Re: [PATCH v16 05/26] blk-zoned: Fix a deadlock triggered by unaligned writes

Damien Le Moal <dlemoal@xxxxxxxxxx> · Thu, 21 Nov 2024 12:32:11 +0900

On 11/20/24 06:04, Bart Van Assche wrote:
> On 11/18/24 6:57 PM, Damien Le Moal wrote:
>> On 11/19/24 9:27 AM, Bart Van Assche wrote:
>>> If the queue is filled with unaligned writes then the following
>>> deadlock occurs:
>>>
>>> Call Trace:
>>>   <TASK>
>>>   __schedule+0x8cc/0x2190
>>>   schedule+0xdd/0x2b0
>>>   blk_queue_enter+0x2ce/0x4f0
>>>   blk_mq_alloc_request+0x303/0x810
>>>   scsi_execute_cmd+0x3f4/0x7b0
>>>   sd_zbc_do_report_zones+0x19e/0x4c0
>>>   sd_zbc_report_zones+0x304/0x920
>>>   disk_zone_wplug_handle_error+0x237/0x920
>>>   disk_zone_wplugs_work+0x17e/0x430
>>>   process_one_work+0xdd0/0x1490
>>>   worker_thread+0x5eb/0x1010
>>>   kthread+0x2e5/0x3b0
>>>   ret_from_fork+0x3a/0x80
>>>   </TASK>
>>>
>>> Fix this deadlock by removing the disk->fops->report_zones() call and by
>>> deriving the write pointer information from successfully completed zoned
>>> writes.
>>>
>>> Signed-off-by: Bart Van Assche <bvanassche@xxxxxxx>
>>
>> Doesn't this need a Fixes tag and CC stable, and come earlier in the series (or
>> sent separately) ?
> 
> I will add Fixes: and Cc: stable tags.
> 
> I'm not sure how to move this patch earlier since it depends on the
> previous patch in this series ("blk-zoned: Only handle errors after
> pending zoned writes have completed"). Without that patch, it is not
> safe to use zwplug->wp_offset_compl in the error handler.
> 
>> Overall, this patch seems wrong anyway as zone reset and zone finish may be
>> done between 2 writes, failing the next one but the recovery done here will use
>> the previous succeful write end position as the wp, which is NOT correct as
>> reset or finish changed that...
> 
> I will add support for the zone reset and zone finish commands in this
> patch.
> 
>> And we also have the possibility of torn writes
>> (partial writes) with SAS SMR drives.
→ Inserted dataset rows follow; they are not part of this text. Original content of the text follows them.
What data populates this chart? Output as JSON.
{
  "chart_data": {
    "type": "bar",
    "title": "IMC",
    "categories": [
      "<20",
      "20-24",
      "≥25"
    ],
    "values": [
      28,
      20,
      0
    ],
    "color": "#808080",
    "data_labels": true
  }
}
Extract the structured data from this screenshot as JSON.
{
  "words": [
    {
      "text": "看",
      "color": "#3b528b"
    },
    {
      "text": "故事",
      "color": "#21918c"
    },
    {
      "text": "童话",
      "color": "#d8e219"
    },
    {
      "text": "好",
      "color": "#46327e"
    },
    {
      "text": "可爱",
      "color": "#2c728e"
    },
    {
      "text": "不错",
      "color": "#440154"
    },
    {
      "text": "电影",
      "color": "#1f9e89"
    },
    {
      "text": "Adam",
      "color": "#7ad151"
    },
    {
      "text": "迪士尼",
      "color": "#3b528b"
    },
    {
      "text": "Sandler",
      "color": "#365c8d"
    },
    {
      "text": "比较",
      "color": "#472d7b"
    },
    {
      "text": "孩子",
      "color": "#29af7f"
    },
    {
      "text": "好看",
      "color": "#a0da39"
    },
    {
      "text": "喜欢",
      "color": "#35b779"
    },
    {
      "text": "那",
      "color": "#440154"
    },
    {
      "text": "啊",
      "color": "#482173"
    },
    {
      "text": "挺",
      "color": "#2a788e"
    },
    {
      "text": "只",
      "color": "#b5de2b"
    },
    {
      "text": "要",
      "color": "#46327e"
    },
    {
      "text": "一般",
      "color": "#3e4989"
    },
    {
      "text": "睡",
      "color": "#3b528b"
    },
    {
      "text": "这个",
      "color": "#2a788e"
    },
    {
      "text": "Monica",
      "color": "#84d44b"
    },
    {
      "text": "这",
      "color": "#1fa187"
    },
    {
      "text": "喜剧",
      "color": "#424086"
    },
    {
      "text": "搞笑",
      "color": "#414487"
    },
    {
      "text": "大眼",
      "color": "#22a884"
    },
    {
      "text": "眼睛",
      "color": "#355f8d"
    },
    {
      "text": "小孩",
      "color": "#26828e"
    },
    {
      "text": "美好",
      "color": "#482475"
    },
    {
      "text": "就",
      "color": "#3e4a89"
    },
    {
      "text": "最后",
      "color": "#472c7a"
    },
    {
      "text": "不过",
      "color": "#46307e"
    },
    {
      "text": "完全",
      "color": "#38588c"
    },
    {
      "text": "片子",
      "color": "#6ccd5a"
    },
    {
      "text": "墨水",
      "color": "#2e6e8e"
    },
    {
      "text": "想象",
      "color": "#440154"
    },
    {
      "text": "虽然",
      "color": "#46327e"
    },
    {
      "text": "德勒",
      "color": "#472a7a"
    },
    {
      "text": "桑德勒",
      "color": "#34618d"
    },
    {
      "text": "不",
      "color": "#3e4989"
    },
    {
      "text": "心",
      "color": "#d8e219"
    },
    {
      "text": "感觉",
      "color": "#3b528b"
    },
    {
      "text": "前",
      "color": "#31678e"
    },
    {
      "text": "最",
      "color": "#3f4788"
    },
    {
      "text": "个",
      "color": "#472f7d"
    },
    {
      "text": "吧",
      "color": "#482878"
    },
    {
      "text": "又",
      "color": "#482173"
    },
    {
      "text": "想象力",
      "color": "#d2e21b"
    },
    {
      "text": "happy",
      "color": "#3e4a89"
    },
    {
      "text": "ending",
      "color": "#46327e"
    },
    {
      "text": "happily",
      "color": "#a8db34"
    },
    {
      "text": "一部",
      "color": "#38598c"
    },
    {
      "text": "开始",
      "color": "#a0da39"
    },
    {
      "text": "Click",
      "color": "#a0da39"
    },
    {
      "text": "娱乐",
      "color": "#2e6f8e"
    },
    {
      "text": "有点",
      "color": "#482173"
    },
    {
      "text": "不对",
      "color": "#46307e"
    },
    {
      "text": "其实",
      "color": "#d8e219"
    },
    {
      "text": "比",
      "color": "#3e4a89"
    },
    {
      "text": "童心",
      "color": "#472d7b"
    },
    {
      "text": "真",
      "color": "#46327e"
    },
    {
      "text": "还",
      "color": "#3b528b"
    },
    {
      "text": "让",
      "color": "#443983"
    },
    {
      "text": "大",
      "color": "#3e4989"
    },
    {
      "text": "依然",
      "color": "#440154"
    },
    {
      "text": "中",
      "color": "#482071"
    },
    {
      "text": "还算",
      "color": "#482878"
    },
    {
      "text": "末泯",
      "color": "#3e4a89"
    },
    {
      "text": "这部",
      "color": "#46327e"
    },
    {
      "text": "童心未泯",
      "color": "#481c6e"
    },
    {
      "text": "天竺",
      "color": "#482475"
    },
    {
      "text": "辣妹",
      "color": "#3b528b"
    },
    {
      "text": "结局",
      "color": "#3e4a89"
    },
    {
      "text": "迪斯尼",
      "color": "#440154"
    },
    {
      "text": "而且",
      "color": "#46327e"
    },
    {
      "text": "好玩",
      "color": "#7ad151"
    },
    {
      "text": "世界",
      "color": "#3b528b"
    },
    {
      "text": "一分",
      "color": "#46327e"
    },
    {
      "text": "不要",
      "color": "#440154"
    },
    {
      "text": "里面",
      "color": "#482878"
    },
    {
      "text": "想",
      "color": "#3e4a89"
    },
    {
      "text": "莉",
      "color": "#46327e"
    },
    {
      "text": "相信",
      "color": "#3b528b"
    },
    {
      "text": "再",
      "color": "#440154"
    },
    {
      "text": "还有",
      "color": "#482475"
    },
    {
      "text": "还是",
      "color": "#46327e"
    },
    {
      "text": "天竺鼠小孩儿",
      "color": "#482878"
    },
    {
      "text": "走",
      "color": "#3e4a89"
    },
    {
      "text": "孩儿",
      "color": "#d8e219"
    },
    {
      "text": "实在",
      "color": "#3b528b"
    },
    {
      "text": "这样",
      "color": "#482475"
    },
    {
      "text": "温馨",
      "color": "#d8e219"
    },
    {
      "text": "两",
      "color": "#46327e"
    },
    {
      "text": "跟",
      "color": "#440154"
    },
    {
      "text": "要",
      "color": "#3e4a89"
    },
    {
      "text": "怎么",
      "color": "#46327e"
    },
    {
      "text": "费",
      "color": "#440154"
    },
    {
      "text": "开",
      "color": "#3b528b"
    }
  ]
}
So I really think that you cannot avoid
>> doing a report zone to recover errors.
> 
> Thanks for having brought this up. This is something I was not aware of.
> 
> disk_zone_wplug_handle_error() submits a new request to retrieve zone 
> information while handling an error triggered by other requests. This
> can easily lead to a deadlock as the above call trace shows. How about
> introducing a queue flag for the "report zones" approach in
> disk_zone_wplug_handle_error() such that the "report zones" approach is
> only used for SAS SMR drives?

Sure, but how would that solve the potential deadlock problem ? ALso, I am not
entirely clear on how the deadlock can happen given that zone write plugs are
queueing/blocking BIOs, not requests. So even assuming you have a large number
of BIOs plugged in a zone write plug, the error handler work should still be
able to issue a request to do a report zones, no ? On which resource can the
deadlock happen ? Plugged BIOs do not yet use a tag, right ?

What am I missing here ? Or is it maybe something that can happen with your
modifications because you changed the zone write plug behavior to allow for more
than one BIO at a time being unplugged and issued to the device ?

Note that if you do have a test case for this triggering the deadlock, we
definitely need to solve this and ideally have a blktest case checking it.

-- 
Damien Le Moal
Western Digital Research